HOT Stuff
HOT Stuff
ABSTRACT & COMMENTARY
Synopsis: Lowering diastolic blood pressure to 80-85 mmHg was associated with a low rate of cardiovascular events.
Source: Hansson L. Lancet 1998;351:1755-1762.
The observation that cardiovascular morbidity and mortality are still more frequent in treated hypertensives than normotensive individuals has raised concerns about the optimum blood pressure level to aim for during treatment and the role of aspirin in hypertensive patients. Thus, the results of the Hypertension Optimal Treatment (HOT) trial is of interest. HOT studied 18,790 patients with diastolic hypertension (110-115 mmHg) and randomly assigned them to three diastolic pressure targets (< 90 mmHg, < 85 mmHg, < 80 mmHg). Each of these three diastolic pressure target groups was further randomized into an aspirin (75 mg) or placebo group. Blood pressure lowering was accomplished by a sequence of a calcium-blocking drug, then either an angiotensin converting enzyme inhibitor or a beta blocker with the option of adding a diuretic if dose titration of the first two drugs did not achieve target levels. Only 6-12% of patients in the three groups failed to achieve target diastolic pressures. Aspirin had no effect on blood pressure. Major cardiovascular events (myocardial infarction [MI], stroke, or cardiovascular death) were lowest at a diastolic blood pressure of 83 mmHg, and cardiovascular mortality was lowest at 87 mmHg. Reductions below these levels did not increase events appreciably. For stroke reduction, diastolic pressures below 80 mmHg showed the greatest benefit with no lower limit. MI rates were not affected by diastolic blood pressure but were lowest with a systolic pressure below 142 mmHg. Diabetic patients showed the greatest reduction in cardiovascular events (51%) at diastolic pressures less than 80 mmHg. Aspirin reduced major events by 15% (P = 0.03) and MI by 36% (P = 0.002) but had no effect on stroke rates and almost doubled major bleeding episodes. Hansson and associates conclude that lowering diastolic blood pressure to 80-85 mmHg was associated with a low rate of cardiovascular events. The addition of low-dose aspirin reduced events further but increased major non-fatal bleeding episodes two-fold.

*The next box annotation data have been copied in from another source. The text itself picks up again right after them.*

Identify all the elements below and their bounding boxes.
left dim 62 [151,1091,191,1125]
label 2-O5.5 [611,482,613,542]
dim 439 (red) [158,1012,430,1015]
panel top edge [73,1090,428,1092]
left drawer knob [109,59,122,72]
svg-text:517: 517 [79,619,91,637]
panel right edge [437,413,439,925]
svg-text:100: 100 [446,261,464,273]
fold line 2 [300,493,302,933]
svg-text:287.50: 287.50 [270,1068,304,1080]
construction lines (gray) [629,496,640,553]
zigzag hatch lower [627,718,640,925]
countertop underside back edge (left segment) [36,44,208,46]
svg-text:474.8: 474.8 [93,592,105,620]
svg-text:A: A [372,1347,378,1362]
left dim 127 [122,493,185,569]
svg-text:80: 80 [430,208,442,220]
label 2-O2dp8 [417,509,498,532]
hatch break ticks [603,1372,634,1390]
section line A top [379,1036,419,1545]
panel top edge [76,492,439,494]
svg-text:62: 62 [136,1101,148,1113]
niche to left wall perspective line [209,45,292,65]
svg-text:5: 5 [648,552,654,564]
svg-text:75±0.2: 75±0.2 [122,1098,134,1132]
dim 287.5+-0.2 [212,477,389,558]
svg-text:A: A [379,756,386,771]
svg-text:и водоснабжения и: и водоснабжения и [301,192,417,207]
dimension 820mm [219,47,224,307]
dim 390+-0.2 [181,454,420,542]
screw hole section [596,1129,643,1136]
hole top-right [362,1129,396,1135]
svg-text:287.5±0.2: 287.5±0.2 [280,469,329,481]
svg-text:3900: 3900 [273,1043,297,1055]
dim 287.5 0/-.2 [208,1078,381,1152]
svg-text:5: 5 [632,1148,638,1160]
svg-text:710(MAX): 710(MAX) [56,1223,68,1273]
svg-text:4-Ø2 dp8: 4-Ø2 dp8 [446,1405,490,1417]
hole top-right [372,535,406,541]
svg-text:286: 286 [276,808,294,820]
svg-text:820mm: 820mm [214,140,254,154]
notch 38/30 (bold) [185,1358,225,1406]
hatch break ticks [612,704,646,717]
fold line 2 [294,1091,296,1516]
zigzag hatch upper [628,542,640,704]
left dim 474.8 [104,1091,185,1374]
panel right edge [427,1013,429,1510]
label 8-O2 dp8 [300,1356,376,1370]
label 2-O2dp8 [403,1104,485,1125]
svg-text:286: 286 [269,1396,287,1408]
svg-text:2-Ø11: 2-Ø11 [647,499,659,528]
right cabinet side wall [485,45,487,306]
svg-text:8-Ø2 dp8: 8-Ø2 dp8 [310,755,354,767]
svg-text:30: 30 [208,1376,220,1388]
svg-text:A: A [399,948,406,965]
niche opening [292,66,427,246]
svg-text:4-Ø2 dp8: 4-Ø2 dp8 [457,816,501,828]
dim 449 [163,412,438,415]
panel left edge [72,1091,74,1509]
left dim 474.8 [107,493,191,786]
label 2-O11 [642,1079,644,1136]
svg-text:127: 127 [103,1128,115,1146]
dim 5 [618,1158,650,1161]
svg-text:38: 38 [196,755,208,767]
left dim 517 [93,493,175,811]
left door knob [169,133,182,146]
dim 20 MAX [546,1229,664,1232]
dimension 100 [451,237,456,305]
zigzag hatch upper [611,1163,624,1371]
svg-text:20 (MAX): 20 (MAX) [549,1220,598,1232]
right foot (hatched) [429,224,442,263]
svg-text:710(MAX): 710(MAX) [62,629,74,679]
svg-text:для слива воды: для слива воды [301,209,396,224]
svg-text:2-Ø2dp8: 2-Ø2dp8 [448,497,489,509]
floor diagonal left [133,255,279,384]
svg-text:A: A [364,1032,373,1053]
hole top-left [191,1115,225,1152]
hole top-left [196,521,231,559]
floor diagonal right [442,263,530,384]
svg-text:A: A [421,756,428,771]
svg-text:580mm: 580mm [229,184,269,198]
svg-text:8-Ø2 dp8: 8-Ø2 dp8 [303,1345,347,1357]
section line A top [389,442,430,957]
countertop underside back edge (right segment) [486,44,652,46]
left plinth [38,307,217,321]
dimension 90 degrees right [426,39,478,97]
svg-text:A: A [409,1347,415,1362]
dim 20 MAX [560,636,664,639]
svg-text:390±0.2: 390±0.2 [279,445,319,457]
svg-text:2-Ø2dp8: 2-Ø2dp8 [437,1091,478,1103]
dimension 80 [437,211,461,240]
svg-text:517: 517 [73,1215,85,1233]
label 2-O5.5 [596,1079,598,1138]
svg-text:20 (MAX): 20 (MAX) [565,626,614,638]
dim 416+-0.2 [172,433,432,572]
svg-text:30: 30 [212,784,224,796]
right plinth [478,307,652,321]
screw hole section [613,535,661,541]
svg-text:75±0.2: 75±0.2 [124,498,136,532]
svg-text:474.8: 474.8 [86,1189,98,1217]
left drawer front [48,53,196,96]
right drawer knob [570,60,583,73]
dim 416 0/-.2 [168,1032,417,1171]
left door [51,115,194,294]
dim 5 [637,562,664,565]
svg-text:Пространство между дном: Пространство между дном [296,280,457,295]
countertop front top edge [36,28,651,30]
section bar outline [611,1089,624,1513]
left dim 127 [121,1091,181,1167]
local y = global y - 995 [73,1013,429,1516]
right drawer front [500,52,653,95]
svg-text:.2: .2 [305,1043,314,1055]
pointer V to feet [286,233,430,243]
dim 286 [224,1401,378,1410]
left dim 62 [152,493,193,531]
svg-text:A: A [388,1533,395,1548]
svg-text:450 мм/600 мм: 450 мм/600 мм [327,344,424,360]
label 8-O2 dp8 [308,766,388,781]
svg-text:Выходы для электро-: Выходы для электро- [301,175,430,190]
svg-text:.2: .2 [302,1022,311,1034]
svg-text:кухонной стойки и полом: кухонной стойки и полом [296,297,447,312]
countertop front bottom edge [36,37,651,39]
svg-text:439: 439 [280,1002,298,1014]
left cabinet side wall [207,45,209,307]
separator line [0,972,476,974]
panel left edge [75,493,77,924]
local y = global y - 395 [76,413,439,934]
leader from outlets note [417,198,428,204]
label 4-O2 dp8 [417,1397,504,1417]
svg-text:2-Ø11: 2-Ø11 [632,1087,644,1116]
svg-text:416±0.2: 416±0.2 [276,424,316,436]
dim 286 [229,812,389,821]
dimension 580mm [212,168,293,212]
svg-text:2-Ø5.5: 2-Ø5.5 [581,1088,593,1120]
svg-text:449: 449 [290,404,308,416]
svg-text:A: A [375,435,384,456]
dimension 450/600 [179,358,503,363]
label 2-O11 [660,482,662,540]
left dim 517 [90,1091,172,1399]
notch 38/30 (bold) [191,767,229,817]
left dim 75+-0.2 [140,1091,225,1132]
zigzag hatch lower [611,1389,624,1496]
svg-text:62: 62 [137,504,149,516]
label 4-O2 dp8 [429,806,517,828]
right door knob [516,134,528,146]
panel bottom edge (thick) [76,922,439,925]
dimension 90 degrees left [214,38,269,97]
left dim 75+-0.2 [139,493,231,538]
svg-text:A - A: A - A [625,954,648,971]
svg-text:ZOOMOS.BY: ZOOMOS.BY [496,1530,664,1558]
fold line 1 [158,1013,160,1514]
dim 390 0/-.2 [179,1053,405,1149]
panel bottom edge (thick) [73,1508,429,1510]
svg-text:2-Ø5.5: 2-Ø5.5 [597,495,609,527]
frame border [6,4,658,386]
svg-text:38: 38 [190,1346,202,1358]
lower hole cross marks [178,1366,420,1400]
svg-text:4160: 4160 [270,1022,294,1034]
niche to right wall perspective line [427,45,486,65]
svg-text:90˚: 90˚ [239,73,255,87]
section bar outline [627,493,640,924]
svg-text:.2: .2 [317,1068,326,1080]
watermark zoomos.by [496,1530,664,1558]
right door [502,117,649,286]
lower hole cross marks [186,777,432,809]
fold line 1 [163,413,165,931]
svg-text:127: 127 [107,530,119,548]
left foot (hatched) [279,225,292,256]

COMMENT BY MICHAEL H. CRAWFORD, MD
A major issue in hypertension treatment trials has been the disappointing reduction in coronary events as compared to stroke. Many have speculated that since the older trials mainly used beta blockers and diuretics, the adverse effects of these agents on glucose metabolism and cholesterol levels may have abrogated any beneficial effects of blood pressure lowering. In that regard, this study is important because newer agents were predominantly used and there was a marked reduction in coronary as well as stroke events. Long-acting dihydropyridine calcium blockers were used in 78%, ACE inhibitor in 41%, beta blockers in 38%, and diuretics in 22%.
Another potential explanation for the poor results of older studies with regard to coronary events was that diastolic blood pressures were only reduced 5-6 mmHg. This study using newer agents achieved a 20 mmHg reduction in diastolic pressures. Although there was no placebo group, these reductions are impressive. These results also support the use of newer agents that are more effective at lowering the blood pressure. My experience agrees with this study; calcium blockers and angiotensin converting enzyme inhibitors, especially in combination, are the most potent antihypertensives that can be given once a day and are well tolerated by patients.
Another important feature of this trial is that there was little benefit in lowering blood pressure below 130-140/80-85, but there was also little evidence of increasing harm if patients did achieve lower levels. Thus, the extra cost and possible side effects are not worth lowering the blood pressure below these levels. Also of interest is that the mortality rate in this trial was much lower than in older trials; 8/1000 patient years vs. 12 in a meta-analysis of older studies. This low mortality rate was especially evident in coronary events such as myocardial infarction: 3/1000 vs. 8/1000, despite an older mean age in this trial; 62 vs. 56 years in the meta-analysis of older trials. These data do not support a higher mortality rate on calcium blocker therapy.
The use of aspirin in hypertensive patients has been controversial because of the fear of hemorrhagic strokes. Thus, hypertensives have been excluded from many aspirin trials. In this study using low-dose aspirin, MI was reduced 36% vs. that seen with blood pressure lowering alone with no increase in stroke rate. However, the cost of this gain was a doubling of major bleeding episodes. However, fatal bleeds were no different between the aspirin users and non-users. Also, despite the impressive percent reduction in MIs, the absolute number of events was so small that the actual benefit of aspirin is less impressive. Thus, the risk benefit of aspirin needs to be weighed in each patient. (Dr. Crawford is Robert S. Flinn Professor, Chief of Cardiology, University of New Mexico, Albuquerque.)